The popular daily online magazine Slate recently launched a legal blog that features 22 highly prominent voices in law, including Berkeley Law visiting professor Diane Marie Amann. Called “Convictions,” the blog presents daily commentary on a dynamic range of legal topics.
“Blogs are becoming an important source of information for many people,” Amann says. “With the presidential campaign or the Guantánamo military commissions, we’re more accustomed to reading about these events as they happen, and the commentary and analysis that follow. When I read the morning paper the next day, part of it already feels like old news.”
Law professor blogs have emerged as an important forum for attorneys, professors, and law students. Reflecting this surge, the Berkeley Center for Law & Technology (BCLT) will co-host Bay Area Blawgers 3.0—the third annual gathering of local legal bloggers—on May 20.
Judicial decisions have cited law professor blogs with increased frequency, and entries within the Law Professor Blogs Network often provide substantive commentary about judicial decisions just hours after they are issued.

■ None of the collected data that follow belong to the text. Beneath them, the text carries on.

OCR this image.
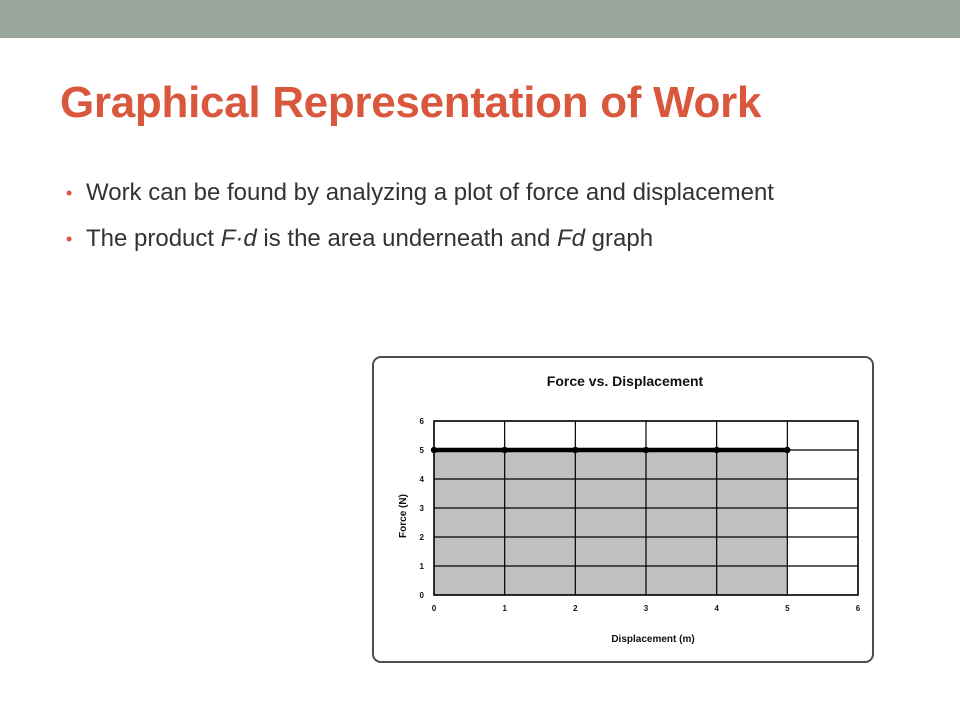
Graphical Representation of Work
• Work can be found by analyzing a plot of force and displacement
• The product F·d is the area underneath and Fd graph
0	1	2	3	4	5	6
0
1
2
3
4
5
6
Force vs. Displacement
Displacement (m)
Force (N)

Legal blogs are also more widely available than traditional legal scholarship, which is usually confined to law reviews and related journals.
Filling a Void in the Blogosphere
As blogging’s popularity increased, Amann was disturbed not to see more women participating. Taking matters into her own hands, last year she launched “IntLawGrrls,” which centers on international law and policy issues. More than two dozen women are permanent contributors, including American Society of International Law President Lucy Reed and European Society of International Law President Hélène Ruiz Fabri. The site has received nearly 90,000 page views.
With an undergraduate degree and pre-law career in journalism, Amann was well positioned to tackle the blogosphere. As an academic in the international law field for 12 years, she had built an extensive network of colleagues, and quickly found many women excited about contributing.
“There aren’t many blogs by women, and that was particularly acute in international law and national security law,” Amann says. “I think many women are socialized to be more cautious and careful, and they’re often reluctant to quickly post something that pops into their head.”
Consequently, Amann does not impose minimum posting requirements for her IntlLawGrrls contributors—some post every week and others more sporadically. “A portion of our posts have a feminist slant but most of them don’t,” she says. “That’s part of the point, to underscore that women in these fields are working in all aspects of international law.”
A Brand New Slate
For Slate’s “Convictions” blog, Amann posts roughly twice a week. “It’s a mixed group gender-wise and the range of topics is different and broader than my own blog,” she says. “It’s also a bit more law-grounded, and frees me up to talk about domestic legal issues.”
Three recent posts by Amann illustrate the diversity of topics that appear in “Convictions”: International law implications of the Pope’s recent address to the United Nation’s General Assembly, human rights issues relating to the torch relay for the Summer Olympics in China, and the role poetry has played in key judicial decisions and legal reasoning.
Other Slate contributors include law professors David Barron (Harvard), Jack Balkin (Yale), Kenji Yoshino (Yale), Richard Ford (Stanford), Eric Posner (University of Chicago), Rosa Brooks (Georgetown), and Doug Kmiec (Pepperdine), as well as former U.S. Solicitor General and Duke law professor Walter Dellinger and federal district Judge Nancy Gertner. Barron is a former Clinton Administration attorney and advisor, Brooks is a Los Angeles Times columnist, and Kmiec was an assistant attorney general in the George H.W. Bush Administration.
Amann, who lives in Berkeley, will resume teaching law at UC Davis this fall. She taught Constitutional Law during her first semester at Berkeley Law, and is wrapping up Civil Procedure II this semester. Her recent work focuses on legal responses to U.S. policies regarding executive detention at Guantánamo and elsewhere, and she is currently researching a biography on Supreme Court Justice John Paul Stevens.
Although “Convictions” presents entries from some of the country’s top legal minds, Amann—as expected of a law professor—cautions readers to generally remain skeptical about what they read in the blogosphere.
“The danger is that many people who blog don’t self-edit, so you lose that whole intermediary of professional copy editors,” she says. “There are folks who just start typing and post. It’s an open medium. So readers should be a bit wary, but that’s not a bad thing.”